Le virus peut ainsi se transmettre par le biais de piqûres de moustiques, le plus souvent des Aedes, ou encore de mouches hématophages (se nourrissant de sang). Le moustique va piquer un animal infecté, et transmettra alors le virus la prochaine fois qu’il piquera. De plus, le virus sera transmis aux œufs du moustique. Il peut ainsi persister dans la nature, pendant plusieurs années, dans les œufs infectés d’insectes et peut réapparaître à l’occasion d’épisodes de pluies torrentielles, au moment de l’éclosion des œufs.
On a ainsi pu observer que l’apparition des grandes épizooties correspond aux périodes de pluviométrie intense, favorisant la pullulation des vecteurs.

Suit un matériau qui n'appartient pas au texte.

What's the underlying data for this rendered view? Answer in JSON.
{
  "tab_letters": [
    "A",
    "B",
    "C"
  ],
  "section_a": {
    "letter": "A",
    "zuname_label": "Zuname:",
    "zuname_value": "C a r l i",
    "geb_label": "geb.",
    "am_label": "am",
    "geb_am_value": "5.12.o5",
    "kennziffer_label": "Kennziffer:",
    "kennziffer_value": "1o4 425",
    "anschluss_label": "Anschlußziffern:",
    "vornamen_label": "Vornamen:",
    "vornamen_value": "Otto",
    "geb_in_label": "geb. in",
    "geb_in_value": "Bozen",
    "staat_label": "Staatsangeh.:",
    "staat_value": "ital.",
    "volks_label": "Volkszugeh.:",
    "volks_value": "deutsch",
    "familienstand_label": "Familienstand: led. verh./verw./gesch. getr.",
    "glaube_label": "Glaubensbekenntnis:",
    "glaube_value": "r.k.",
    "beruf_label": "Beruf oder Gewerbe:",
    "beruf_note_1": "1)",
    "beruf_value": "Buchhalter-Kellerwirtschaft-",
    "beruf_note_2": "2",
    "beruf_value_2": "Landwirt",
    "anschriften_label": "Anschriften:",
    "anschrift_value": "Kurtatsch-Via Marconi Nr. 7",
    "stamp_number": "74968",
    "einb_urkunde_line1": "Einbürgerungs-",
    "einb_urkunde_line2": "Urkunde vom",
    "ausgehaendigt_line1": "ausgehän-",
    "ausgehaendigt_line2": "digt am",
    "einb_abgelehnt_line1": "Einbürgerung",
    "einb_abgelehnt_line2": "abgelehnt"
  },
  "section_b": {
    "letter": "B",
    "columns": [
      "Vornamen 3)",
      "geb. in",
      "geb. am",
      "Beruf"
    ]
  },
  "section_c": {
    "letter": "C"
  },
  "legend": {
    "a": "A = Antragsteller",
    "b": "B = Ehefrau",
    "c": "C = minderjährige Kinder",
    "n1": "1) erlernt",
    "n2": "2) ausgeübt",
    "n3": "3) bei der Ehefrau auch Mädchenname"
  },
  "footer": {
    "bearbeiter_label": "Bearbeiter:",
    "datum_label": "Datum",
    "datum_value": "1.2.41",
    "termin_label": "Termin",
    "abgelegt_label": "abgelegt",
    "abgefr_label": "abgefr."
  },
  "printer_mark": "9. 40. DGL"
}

Dans la grande majorité des cas, l’infection de l’homme se produit à la suite d’un contact avec du sang ou des organes d’animaux contaminés. Le virus peut ainsi se transmettre au cours de l’abattage ou de la découpe d’animaux, pendant les mises-bas et les interventions vétérinaires ou lors de l’élimination des carcasses ou des fœtus. Certains groupes professionnels, comme les éleveurs, les agriculteurs, les employés des abattoirs et les vétérinaires, sont donc plus exposés au risque d’infection. Le virus peut être inoculé à l’homme par le biais d’une blessure avec un couteau souillé ou d’une lésion cutanée par exemple, ou par inhalation des aérosols produits au cours de l’abattage des animaux infectés.
Enfin, il semblerait que l’homme puisse également être contaminé en ingérant du lait cru ou non pasteurisé provenant d’animaux infectés. La cuisson des viandes et la pasteurisation de toute substance animale sont ainsi indispensables dans les zones où la Fièvre de la vallée du Rift est présente.
Bien que théoriquement possible, il n’y a à ce jour jamais eu de cas documenté de transmission interhumaine du FVR et l’on n’a signalé aucun cas de transmission aux agents de santé lorsque les précautions normales de lutte anti-infectieuse ont été prises.